On 27/03/20 at 09:23 -0400, Scott Kitterman wrote:
> On Friday, March 27, 2020 8:40:11 AM EDT Lucas Nussbaum wrote:
> > On 27/03/20 at 12:23 +0100, Martin Pitt wrote:
> > > At least during my many years of Ubuntu archive administration I've
> > > actually seen quite a lot of packages which contained non-distributable
> > > files, had hilariously broken maintainer scripts (which could then also
> > > damage *other* software on your system), and the like. For these an
> > > initial NEW review was quite important.
> > > 
> > > That proposal is assuming that the "package gets reviewed, a bug is filed"

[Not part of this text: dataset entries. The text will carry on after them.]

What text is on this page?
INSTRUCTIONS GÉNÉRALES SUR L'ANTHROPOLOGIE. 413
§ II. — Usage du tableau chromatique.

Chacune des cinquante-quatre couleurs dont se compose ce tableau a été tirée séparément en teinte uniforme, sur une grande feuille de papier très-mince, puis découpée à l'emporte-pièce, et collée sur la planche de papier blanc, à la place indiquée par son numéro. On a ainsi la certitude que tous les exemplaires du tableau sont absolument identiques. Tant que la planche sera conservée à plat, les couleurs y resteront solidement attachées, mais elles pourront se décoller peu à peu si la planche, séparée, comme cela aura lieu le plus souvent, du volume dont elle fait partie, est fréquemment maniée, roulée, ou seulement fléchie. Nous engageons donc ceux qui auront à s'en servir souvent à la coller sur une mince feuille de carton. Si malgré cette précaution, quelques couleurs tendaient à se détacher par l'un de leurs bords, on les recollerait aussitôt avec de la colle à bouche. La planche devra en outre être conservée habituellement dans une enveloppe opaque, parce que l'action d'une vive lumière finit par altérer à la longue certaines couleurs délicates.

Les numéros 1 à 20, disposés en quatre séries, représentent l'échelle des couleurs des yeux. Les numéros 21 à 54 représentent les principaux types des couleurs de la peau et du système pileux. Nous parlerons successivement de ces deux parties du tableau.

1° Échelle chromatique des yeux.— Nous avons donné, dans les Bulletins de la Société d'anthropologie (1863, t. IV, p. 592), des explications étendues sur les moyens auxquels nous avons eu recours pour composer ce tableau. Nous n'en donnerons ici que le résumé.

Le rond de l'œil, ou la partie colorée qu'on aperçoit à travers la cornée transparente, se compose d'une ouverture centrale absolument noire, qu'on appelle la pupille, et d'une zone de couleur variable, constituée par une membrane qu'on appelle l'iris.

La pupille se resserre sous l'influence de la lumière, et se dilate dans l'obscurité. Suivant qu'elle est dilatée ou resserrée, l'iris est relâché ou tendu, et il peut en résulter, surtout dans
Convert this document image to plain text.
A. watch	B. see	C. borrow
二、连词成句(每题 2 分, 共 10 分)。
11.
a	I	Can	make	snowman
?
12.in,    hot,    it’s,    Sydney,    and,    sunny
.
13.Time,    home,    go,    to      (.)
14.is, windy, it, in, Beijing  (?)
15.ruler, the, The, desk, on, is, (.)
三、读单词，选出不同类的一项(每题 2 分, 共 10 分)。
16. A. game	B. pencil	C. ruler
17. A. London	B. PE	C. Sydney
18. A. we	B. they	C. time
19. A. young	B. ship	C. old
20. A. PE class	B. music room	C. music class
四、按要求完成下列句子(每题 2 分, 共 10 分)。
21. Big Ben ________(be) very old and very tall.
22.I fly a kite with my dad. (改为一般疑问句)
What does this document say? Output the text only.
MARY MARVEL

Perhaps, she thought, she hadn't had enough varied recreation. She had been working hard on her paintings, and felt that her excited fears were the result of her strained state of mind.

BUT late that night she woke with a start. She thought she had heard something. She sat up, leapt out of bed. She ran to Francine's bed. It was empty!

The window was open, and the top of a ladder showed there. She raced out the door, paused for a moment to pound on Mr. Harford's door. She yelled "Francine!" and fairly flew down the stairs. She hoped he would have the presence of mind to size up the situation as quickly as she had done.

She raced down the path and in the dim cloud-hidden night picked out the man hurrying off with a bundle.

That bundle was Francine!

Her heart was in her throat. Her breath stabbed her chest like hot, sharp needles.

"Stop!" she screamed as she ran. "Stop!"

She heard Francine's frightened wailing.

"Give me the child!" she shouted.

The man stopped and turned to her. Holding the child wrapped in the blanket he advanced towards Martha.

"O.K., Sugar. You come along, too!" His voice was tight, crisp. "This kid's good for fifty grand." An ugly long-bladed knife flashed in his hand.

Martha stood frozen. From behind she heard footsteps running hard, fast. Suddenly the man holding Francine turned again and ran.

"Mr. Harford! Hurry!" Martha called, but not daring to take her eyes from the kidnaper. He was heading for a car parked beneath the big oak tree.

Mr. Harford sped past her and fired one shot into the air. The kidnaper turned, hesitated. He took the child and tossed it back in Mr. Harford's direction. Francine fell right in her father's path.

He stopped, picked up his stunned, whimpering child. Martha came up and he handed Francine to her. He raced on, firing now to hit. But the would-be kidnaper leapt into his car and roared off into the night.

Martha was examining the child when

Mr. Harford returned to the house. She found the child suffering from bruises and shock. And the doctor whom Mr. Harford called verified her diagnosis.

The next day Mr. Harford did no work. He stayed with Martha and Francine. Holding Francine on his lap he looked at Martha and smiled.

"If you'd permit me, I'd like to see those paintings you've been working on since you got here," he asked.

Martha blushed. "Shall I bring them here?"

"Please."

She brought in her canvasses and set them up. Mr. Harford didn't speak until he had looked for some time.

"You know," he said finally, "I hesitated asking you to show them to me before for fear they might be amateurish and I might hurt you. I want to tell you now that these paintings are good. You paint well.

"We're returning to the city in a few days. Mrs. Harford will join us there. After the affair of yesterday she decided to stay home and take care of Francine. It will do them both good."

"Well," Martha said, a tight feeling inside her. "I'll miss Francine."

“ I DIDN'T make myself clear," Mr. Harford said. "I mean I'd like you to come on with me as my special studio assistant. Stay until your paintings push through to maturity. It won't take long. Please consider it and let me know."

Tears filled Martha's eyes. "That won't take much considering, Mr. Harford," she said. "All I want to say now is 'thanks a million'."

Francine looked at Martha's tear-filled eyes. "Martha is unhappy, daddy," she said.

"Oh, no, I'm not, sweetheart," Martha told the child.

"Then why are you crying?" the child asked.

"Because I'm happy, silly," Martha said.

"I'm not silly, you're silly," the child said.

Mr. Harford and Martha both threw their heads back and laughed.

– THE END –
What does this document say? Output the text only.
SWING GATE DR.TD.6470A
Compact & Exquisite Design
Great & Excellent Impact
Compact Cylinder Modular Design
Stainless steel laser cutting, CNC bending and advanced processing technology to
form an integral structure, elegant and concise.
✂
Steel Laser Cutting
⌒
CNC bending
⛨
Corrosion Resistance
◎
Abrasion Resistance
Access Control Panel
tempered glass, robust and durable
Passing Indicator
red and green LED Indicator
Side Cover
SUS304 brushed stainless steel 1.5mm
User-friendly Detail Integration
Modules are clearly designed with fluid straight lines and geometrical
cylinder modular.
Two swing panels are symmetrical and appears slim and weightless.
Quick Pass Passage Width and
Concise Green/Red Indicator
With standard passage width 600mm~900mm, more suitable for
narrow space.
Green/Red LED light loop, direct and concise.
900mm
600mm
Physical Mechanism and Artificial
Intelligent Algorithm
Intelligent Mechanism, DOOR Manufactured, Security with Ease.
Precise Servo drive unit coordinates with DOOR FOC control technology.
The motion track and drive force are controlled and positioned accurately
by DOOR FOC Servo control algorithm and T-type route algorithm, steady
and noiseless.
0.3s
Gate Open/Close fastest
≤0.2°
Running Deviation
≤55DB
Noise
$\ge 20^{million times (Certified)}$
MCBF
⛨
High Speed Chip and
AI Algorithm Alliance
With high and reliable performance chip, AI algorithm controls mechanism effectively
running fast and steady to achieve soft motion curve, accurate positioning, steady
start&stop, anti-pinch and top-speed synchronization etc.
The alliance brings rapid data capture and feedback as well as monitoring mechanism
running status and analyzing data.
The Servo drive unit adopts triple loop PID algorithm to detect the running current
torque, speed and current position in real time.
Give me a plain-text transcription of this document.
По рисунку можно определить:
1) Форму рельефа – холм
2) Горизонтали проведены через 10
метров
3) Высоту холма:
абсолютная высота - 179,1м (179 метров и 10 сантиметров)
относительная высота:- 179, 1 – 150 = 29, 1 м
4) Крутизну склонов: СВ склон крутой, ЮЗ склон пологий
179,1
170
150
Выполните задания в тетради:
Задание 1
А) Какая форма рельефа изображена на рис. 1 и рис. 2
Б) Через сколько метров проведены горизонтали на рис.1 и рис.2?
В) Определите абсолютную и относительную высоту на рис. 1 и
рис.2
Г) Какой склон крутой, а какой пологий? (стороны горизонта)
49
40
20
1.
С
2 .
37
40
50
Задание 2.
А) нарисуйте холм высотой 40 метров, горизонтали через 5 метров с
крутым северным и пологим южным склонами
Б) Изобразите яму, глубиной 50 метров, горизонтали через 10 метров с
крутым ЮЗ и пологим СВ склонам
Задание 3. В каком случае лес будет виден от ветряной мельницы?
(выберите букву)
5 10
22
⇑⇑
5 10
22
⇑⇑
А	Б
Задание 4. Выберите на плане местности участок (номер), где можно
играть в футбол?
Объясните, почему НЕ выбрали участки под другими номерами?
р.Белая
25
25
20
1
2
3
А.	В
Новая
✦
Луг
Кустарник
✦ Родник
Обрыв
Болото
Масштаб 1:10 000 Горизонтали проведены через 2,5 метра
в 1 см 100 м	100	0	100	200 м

> > > step actually happens timely, but that is precisely the problem -- with
> > > such a workflow we would essentially stop having NEW review and just hope
> > > that someone catches bad packages before they get released. So IMHO this
> > > is not a solution, and only causes buggy packages to creep into unstable.
> > 
> > So in my original mail, I proposed that new packages would get
> > immediately accepted into unstable, but would still require a review
> > before migrating to testing. I believe that it's an interesting compromise,
> > because:
> > - while in unstable, they would get tested by our regular QA tools, that
> >   are likely to find some of the issues ftpmasters would have found
> > - it makes it possible for the maintainer to get early feedback from
> >   users, and to continue working on packaging reverse dependencies.
> > - it's unstable, so even if it's severely broken, it's probably not a
> >   big deal. We have lots of packages in unstable that have been severely
> >   broken for years anyway.
> > - it protects 'testing' (and our stable releases) from unreviewed
> >   packages.
> > 
> > Of course this only works if Debian doesn't get sued for copyright
> > infringement too often. I wonder if that would be a problem (it's
> > probably less likely to be a problem for packages in 'main' than for
> > packages in 'non-free').
> > 
> > Lucas
> 
> What's "too often"?

I don't know. Has it happened in the past? How frequently does ftpmaster
run into things that would/could trigger a lawsuit?